Monday, November 30, 2009

Winner, what I am


With hours to go, I clocked in at 50,044.

Such horrible prose, such a wandering plot.

Such a pretty, pretty picture.


Thursday, November 19, 2009

Things that shouldn't surprise me, but do:

Philip Pullman, the author of His Dark Materials, has written his own
version of the New Testament
in which the story of Jesus is given a
'different ending'

More than 1,000 people queued for up to 24 hours to have their books
signed on the first stop of Sarah Palin's tour to promote her new book

Tuesday, November 10, 2009

Wistful

Every month Colleen posts another list of books at Bookslut for teens and every month I wish (again) for more free time so I could just read them already.

So it's November

And I think that no matter how much I want to post fun, interesting things, it's not going to happen this month.

I literally don't have enough hours in the day.

So instead: Teaser Tuesday

From The Light in High Places by Joe Hutto, page 89:

At Kathy's, a biologist can pull a plastic container from her refrigerator, casually sit down at the dinning room table, and spend two hours sorting through a hundred ziplock bags filled with fecal samples from bighorn sheep, mountain lions, and bears, and she will never bat an eye. "Make sure my cats don't get into that."


I know, a nonfiction book about biologists in Wyoming studying the Rocky Mountain bighorn sheep; so not my usual taste. But I'm branching out, or trying to anyway.




Disclaimer: No one asked me to read and review. And it's my book.

Tuesday, November 03, 2009

Reviews

Dear Mr. Unabomber by Ray Cavanaugh wasn't quite what I expected it to be, but in some ways I think that made it better.

From the publisher's website:

In the best classical tradition, this epistolary novel strives to make sense of the world in which the letter-writer finds himself, alone and misunderstood by everyone.

Whom is a young man to call upon to share his yearning for a simpler, more natural life? The narrator appeals to the Unabomber, Ted Kaczynski, whose deranged Santa Claus image transfixed him as a boy and whose terminal anti-tech vendetta now captivates him in these ever-more-simulated days.

Having procured the Unabomber’s inmate address from the Internet, the narrator uncaps his pen and starts writing letters. Lots of them. Letters about college that feels like glorified obedience training; about the prospect of mediocre careerism sitting on his head like an obese girlfriend; about relationships guided by fashion-magazine tips; about the conservation land where he puffed his first joint being paved over for luxury housing; about his best friend gradually opting for more cyber-chat and less real-life interaction . . .

With humor, self-deprecation, and irony that are only intensified by despair, Dear Mr. Unabomber explores the barrenness and lavish conformity running ghostlike in circles of the MySpace hell. When you have no one else to turn to, Ted Kaczynski must become your BFF.


Although each letter starts off by "talking" with Kaczynski about how he can relate to his end goal, or reminiscing about how long it's been since he--Kaczynski--has touched a bomb (fourteen years), each chapter quickly moves from there to a whole range of subjects, including imagined IM conversations between Paris Hilton and Kaczynski, musings about what night classes are the easiest, failed attempts to find someone via Match.com, the letter writer's attempts at dating, and a whole host of other wild tangents. Choosing the Unabomber because he too yearns for a simpler, easier way of life (note: he really doesn't), he relates his adventures, missteps, and frustrations, seeing in himself someone who can relate to Kaczynski... (although he has no plans to do anything quite so drastic.)

Despite my misgivings about his character--and I mean the character's character, not Cavanaugh's creation--I liked him. He pointed out flaws that are readily apparent in modern society, although he couldn't seem to spot them in himself. He's lost, confused, but so sure he's on the right path--and that he's the only person who is.

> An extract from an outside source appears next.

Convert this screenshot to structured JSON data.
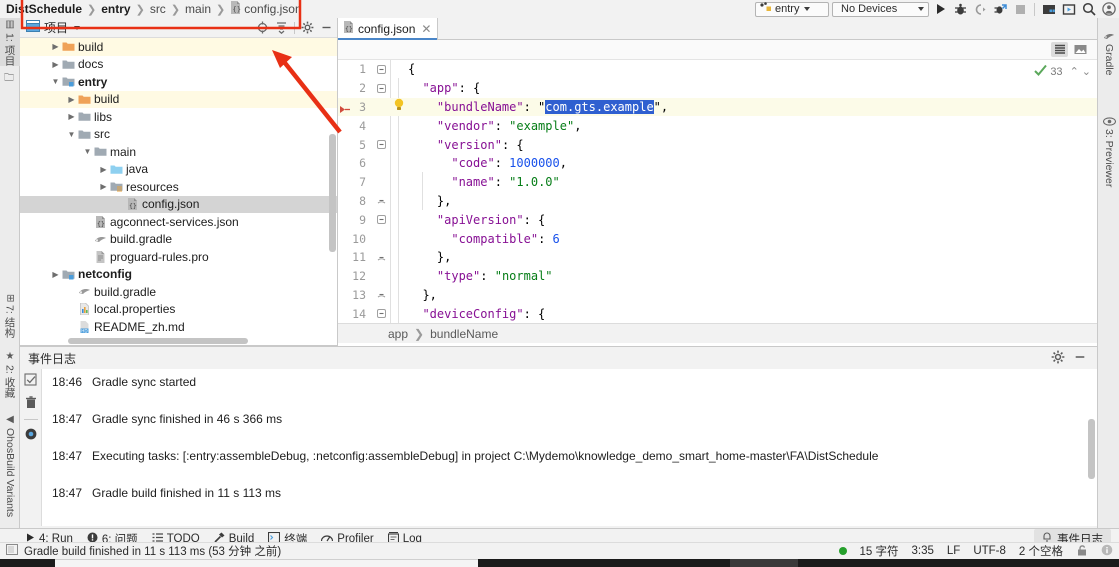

How can you not enjoy a character like that?

Content aside, it's a thought-provoking book about what happens when someone who can't relate to the modern world latches on to someone else who can't--or won't--relate. I have to say that I'm not quite sure where the letter writer is going at the end of the book, having graduated college but feeling like he failed anyway; it's got one of those ambiguous endings that get me thinking.

But then I sign onto Twitter. Things always become clearer then.

Disclaimer: I had to look up "epistolary."